Having reached the trough of disillusionment: what’s next? I think I might clean up Cartesian and release it as a kind of “generalized Calibre”, for people who want to manage their disparate collections.

Or I might try writing personal wiki #8 or so, since, while writing this post, I got a whole lot of new ideas, so I might allocate some time during the holidays to pushing that boulder up again.

Footnotes

  1. In college, when I should have been studying lecture notes, I was building a personal wiki so I could take better, more structured lecture notes. 

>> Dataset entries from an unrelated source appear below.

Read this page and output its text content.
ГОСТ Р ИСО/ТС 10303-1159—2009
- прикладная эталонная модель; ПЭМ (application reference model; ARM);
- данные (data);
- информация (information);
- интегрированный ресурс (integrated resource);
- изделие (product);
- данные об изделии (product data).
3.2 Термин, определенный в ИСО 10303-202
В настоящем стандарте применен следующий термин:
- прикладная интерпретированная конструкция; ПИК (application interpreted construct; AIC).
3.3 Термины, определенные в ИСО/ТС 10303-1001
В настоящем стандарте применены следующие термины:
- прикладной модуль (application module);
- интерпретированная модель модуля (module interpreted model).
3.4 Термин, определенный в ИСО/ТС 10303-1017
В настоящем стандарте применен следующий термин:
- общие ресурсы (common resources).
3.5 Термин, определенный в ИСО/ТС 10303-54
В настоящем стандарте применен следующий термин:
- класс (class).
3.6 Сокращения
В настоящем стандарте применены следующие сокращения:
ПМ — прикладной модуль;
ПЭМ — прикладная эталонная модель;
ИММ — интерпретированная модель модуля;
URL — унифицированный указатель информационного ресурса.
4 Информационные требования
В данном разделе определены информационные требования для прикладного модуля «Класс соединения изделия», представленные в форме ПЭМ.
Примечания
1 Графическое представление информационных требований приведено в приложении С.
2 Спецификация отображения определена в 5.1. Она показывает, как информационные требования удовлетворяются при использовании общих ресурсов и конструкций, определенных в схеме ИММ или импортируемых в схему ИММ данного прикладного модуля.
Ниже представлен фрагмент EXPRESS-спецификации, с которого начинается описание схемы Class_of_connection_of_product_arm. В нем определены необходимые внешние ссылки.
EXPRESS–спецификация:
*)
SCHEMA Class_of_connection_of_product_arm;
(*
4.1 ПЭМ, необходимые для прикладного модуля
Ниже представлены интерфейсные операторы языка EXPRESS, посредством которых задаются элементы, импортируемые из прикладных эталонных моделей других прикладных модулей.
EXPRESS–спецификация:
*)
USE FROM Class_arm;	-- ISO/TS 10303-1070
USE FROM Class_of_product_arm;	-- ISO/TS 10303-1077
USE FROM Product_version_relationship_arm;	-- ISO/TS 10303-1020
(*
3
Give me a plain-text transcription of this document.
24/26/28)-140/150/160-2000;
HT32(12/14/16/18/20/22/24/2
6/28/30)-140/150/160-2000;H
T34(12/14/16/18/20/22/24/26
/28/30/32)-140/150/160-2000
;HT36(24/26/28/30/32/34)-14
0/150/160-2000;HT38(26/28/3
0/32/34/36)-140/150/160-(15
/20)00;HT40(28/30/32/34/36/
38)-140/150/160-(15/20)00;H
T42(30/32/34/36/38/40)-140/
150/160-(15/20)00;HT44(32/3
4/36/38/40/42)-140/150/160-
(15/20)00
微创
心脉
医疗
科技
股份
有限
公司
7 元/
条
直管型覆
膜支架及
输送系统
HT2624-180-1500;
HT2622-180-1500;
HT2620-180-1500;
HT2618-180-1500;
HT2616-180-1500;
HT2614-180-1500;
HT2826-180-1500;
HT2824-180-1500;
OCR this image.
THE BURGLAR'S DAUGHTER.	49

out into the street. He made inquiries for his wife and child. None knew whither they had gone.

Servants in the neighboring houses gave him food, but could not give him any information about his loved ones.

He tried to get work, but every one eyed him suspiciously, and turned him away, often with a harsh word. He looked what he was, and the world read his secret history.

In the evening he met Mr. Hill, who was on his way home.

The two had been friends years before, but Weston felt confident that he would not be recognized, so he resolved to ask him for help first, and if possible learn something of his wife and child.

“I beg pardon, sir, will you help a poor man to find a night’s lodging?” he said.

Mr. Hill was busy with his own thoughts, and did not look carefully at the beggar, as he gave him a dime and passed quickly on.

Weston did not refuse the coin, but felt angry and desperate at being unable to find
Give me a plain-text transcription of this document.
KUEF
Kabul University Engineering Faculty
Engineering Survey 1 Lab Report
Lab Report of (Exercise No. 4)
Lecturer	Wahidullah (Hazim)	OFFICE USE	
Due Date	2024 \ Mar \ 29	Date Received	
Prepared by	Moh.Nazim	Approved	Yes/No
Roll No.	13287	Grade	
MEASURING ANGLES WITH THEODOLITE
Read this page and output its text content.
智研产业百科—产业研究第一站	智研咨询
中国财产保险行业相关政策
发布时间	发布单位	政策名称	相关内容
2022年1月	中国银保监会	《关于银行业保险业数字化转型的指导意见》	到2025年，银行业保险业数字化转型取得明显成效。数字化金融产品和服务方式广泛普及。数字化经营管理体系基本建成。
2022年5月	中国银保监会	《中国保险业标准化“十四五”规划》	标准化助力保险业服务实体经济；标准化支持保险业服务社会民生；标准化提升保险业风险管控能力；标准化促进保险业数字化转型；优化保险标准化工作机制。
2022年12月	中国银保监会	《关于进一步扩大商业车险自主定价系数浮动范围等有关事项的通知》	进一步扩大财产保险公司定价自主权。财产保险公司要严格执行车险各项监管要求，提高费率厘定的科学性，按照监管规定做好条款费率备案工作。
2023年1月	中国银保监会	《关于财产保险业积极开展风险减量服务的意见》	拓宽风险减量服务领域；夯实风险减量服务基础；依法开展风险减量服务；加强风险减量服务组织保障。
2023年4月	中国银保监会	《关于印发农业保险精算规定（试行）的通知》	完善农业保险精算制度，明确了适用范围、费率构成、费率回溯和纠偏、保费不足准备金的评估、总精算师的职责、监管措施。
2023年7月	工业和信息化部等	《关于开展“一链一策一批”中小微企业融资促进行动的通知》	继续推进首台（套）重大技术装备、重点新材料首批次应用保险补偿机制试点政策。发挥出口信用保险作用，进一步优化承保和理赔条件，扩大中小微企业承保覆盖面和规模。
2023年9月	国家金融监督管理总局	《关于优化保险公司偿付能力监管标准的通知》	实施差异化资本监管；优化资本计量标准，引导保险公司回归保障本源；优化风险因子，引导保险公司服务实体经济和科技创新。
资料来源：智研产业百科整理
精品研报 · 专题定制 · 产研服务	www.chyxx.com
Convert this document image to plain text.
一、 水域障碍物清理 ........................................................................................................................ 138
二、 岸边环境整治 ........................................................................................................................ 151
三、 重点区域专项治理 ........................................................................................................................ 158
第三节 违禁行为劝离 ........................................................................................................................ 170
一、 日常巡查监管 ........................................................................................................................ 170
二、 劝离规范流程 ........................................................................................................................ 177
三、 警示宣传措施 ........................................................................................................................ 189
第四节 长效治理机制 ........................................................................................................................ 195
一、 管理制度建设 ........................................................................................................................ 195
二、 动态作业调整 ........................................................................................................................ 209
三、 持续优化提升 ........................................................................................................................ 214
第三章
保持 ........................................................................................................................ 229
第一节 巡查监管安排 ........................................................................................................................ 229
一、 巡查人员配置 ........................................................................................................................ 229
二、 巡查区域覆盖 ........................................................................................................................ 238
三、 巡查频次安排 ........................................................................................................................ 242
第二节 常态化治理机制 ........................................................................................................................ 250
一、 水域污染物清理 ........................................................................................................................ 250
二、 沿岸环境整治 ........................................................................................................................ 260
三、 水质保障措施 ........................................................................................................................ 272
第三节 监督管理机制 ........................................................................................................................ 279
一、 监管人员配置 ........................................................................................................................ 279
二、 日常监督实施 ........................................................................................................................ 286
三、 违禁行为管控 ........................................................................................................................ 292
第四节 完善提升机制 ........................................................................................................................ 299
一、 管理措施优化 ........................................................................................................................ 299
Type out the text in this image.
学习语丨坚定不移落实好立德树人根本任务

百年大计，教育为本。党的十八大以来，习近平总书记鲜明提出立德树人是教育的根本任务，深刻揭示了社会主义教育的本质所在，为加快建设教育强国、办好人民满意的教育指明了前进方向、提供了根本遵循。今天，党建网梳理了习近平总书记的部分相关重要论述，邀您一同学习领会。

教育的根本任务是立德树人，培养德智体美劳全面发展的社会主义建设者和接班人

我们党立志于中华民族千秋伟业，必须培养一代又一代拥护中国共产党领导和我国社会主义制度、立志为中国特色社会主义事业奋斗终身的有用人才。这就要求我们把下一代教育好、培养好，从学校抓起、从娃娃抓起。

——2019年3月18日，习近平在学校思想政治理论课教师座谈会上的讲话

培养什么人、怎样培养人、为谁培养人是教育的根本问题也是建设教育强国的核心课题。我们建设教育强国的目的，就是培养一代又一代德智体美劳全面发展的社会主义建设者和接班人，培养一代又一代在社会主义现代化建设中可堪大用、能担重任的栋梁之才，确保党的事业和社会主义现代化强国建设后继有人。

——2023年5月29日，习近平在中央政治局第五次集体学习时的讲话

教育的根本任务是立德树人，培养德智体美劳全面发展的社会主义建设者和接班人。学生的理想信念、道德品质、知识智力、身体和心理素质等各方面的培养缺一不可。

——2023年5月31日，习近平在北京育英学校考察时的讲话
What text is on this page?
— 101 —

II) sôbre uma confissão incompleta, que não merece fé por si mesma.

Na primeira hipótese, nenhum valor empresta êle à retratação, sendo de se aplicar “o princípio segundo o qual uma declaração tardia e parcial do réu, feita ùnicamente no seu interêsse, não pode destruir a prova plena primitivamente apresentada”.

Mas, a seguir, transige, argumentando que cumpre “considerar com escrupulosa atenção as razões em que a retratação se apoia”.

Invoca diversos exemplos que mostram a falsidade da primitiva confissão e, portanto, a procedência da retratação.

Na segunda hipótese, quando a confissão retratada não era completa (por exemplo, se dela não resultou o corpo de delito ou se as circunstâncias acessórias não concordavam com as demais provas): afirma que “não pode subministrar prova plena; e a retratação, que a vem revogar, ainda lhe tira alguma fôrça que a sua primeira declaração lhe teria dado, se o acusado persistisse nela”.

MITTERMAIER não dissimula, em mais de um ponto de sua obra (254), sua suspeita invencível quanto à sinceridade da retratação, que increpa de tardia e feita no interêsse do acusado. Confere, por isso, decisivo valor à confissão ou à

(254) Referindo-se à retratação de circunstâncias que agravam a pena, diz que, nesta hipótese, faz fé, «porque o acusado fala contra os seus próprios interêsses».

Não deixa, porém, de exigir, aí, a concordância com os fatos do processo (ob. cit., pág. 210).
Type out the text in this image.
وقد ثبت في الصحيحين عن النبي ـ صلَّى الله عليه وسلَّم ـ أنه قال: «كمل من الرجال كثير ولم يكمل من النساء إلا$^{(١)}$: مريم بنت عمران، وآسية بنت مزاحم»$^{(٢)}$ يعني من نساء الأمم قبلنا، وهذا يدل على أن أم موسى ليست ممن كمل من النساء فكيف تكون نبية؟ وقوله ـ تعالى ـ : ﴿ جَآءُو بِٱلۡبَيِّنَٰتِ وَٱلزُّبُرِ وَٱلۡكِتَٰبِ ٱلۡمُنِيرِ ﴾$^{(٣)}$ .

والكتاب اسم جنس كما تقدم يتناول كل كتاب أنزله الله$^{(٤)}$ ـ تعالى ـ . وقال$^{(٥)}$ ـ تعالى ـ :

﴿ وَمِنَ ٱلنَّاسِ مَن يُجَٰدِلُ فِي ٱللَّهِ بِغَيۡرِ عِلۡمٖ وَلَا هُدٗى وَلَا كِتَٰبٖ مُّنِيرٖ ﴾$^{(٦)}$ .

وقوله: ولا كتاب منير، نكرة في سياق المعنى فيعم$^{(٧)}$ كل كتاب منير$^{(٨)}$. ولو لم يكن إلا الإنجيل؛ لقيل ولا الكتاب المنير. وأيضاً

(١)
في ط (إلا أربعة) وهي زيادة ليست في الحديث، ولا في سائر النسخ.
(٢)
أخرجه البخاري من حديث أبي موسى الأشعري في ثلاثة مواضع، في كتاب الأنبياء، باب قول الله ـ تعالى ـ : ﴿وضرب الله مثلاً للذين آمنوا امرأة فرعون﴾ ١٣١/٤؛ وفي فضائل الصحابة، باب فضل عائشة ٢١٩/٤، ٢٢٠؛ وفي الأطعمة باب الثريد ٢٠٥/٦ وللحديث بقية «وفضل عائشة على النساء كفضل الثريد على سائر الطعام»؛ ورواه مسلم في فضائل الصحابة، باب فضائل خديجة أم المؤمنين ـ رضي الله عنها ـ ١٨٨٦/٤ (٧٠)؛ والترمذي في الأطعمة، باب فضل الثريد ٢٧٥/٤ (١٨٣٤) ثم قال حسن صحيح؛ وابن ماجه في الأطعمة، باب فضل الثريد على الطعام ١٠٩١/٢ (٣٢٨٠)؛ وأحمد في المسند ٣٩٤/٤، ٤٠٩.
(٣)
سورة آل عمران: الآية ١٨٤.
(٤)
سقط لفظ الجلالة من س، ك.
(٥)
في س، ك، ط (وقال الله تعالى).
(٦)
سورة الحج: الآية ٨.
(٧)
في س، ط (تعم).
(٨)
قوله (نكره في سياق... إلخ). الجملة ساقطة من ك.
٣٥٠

  2. For example: XML soothes my autism, and the extensibility makes it easier to add new features8, but it’s a pain to author, especially when you just want to jot down some very quick bullet-type notes. In Markdown you can write:

    - foo
    - bar
    - baz
    

    The equivalent XML:

    <ul>
        <li>
            <p>
                foo
            </p>
        </li>
        <li>
            <p>
                bar
            </p>
        </li>
        <li>
            <p>
                baz
            </p>
        </li>
    </ul>
    

    By the time you’re done with this Shakespearean soliloquy, you’ve lost whatever train of thought you were trying to capture. Meanwhile, in another Everett branch, your wiser, Markdown-using twin has already finished writing and moved on to doing, while you marvel at the crystalline strictness, the sheer extensibility of your DTD schema. 

  3. I sometimes use a small scratchpad to serialize my mental model of something until I understand it, and then move it to flashcards. But the crucial distinction here is: there aren’t two big stages, one where I just take prose notes, and one where I translate all the notes to flashcards. It’s like agile vs. waterfall: the notes should become flashcards as early as possible, not after you’re done taking all of the notes. 

  4. This is a great blog post on the difficulties and limitations of hierarchical filesystems. 

  5. If you’re going to tell me to use symbolic links or, God help me, some FUSE-based tag filesystem thing, please don’t. I mean this with all the love in the world. I’m not 17 anymore, I don’t have time for, “Mom, cancel my appointments for the rest of the day, ZFS is broken”. I don’t want my TfT to be a kernel driver, I want things to be simple and portable. 

  6. Notion is actually good for this, except that uploading multiple gigabytes of PDFs one by one is inconvenient. But if a tool is to be my second brain, it can’t live on somebody else’s computer. 

  7. I moved from Anki to Mochi for this reason: Mochi does out of the box what I need plugins to do in Anki, and managing Anki plugins is a huge pain, and the plugin UI is always broken. Mochi has fewer features, but a nicer UI (Anki is ugly as sin), and the UI trumps the features since spaced repetition is about building a habit, for which good UX is necessary. 

  8. One of my personal wikis exploited this. There was a <graphviz> element where you could enter the contents of a .dot file and it would automatically render that to a PNG and display it on the page. In theory this would make it easier to build e.g. mind maps, without having to separately create a .dot file, manually save it to PNG, add it to the wiki, and embed it. I never used it.